Dr. Rosemary Barbera, associate professor and Master in Social Work (MSW) Program Director, feels differently than Lustig and was disappointed in Marks’ presentation. “He left out a really critical issue for social work – environmental racism.  He also was clueless as to the horrible devastation privatization is having on education in New Orleans. He knew nothing of disaster capitalism.  All of that, plus he seemed to forget that he was in a room full of people who lived through similar experiences just a year ago.”

Barbera presented about natural disasters in Chile and how the public only sees the trauma aspect of disaster when, in reality, a number of communities are able to rebuild. “We often hear only part of the story after disasters.  That aside from trauma and victimization, there is much resilience, solidarity and protagonism by those who are most affected,” said Barbera.

Beth Sidlow, MSW student, volunteers for New Jersey Hope and Healing. She spoke about their work with the newly founded organization in the aftermath of Superstorm Sandy.

Another speaker, Dr. Michael Cronin, MSW International and Community Development director and volunteer for the American Red Cross, closed with a discussion of his work in local communities and a history of the Red Cross, Red Crescent organizations worldwide.
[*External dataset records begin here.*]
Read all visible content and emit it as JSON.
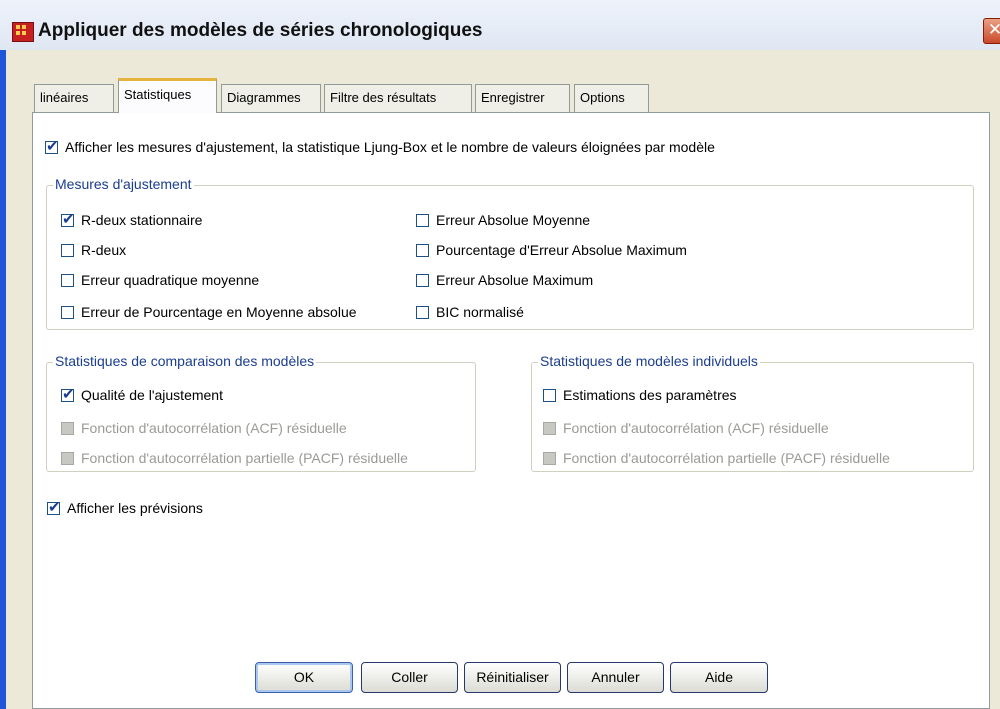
{
  "window": {
    "title": "Appliquer des modèles de séries chronologiques"
  },
  "tabs": [
    {
      "label": "linéaires"
    },
    {
      "label": "Statistiques"
    },
    {
      "label": "Diagrammes"
    },
    {
      "label": "Filtre des résultats"
    },
    {
      "label": "Enregistrer"
    },
    {
      "label": "Options"
    }
  ],
  "main": {
    "display_fit": {
      "label": "Afficher les mesures d'ajustement, la statistique Ljung-Box et le nombre de valeurs éloignées par modèle",
      "checked": true
    },
    "fit_measures": {
      "title": "Mesures d'ajustement",
      "items": [
        {
          "label": "R-deux stationnaire",
          "checked": true
        },
        {
          "label": "R-deux",
          "checked": false
        },
        {
          "label": "Erreur quadratique moyenne",
          "checked": false
        },
        {
          "label": "Erreur de Pourcentage en Moyenne absolue",
          "checked": false
        },
        {
          "label": "Erreur Absolue Moyenne",
          "checked": false
        },
        {
          "label": "Pourcentage d'Erreur Absolue Maximum",
          "checked": false
        },
        {
          "label": "Erreur Absolue Maximum",
          "checked": false
        },
        {
          "label": "BIC normalisé",
          "checked": false
        }
      ]
    },
    "comparison": {
      "title": "Statistiques de comparaison des modèles",
      "items": [
        {
          "label": "Qualité de l'ajustement",
          "checked": true,
          "enabled": true
        },
        {
          "label": "Fonction d'autocorrélation (ACF) résiduelle",
          "checked": false,
          "enabled": false
        },
        {
          "label": "Fonction d'autocorrélation partielle (PACF) résiduelle",
          "checked": false,
          "enabled": false
        }
      ]
    },
    "individual": {
      "title": "Statistiques de modèles individuels",
      "items": [
        {
          "label": "Estimations des paramètres",
          "checked": false,
          "enabled": true
        },
        {
          "label": "Fonction d'autocorrélation (ACF) résiduelle",
          "checked": false,
          "enabled": false
        },
        {
          "label": "Fonction d'autocorrélation partielle (PACF) résiduelle",
          "checked": false,
          "enabled": false
        }
      ]
    },
    "forecasts": {
      "label": "Afficher les prévisions",
      "checked": true
    }
  },
  "buttons": {
    "ok": "OK",
    "paste": "Coller",
    "reset": "Réinitialiser",
    "cancel": "Annuler",
    "help": "Aide"
  }
}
“In my opinion, I thought the event was a success and I wouldn’t change a thing. All of the presenters were very informative and I enjoyed learning about the many different areas of disaster work. The Social Work Society put together a really great event,” said Fleece.

When Superstorm Sandy struck the NJ coastline a little over a year ago, residents in the state had to wait on Federal Emergency Management Agency (FEMA) to grant them funds to rebuild, while thousands more remained homeless.

Organizations like Restore the Shore, Shore to Recover, and New Jersey Hope and Healing launched into action to help the local communities recover. These organizations, started by our own neighbors and friends, turned victims into survivors.

Fleece said, “Many of the speakers volunteered their services during Superstorm Sandy. I think that their personal stories will stick with me.”


Last week in an article titled “The Social Work Society Hosts 9th Annual Teach-In,” Beth Sidlow was credited with working with NJ Hope and Healing but the correct people were Meghan Cusack, a MSW alum, and one of her coworkers. Sidlow presented about her internship with Family Promise. The Outlook regrets this mistake and apologizes for any confusion, and all corrections have been applied to the online edition.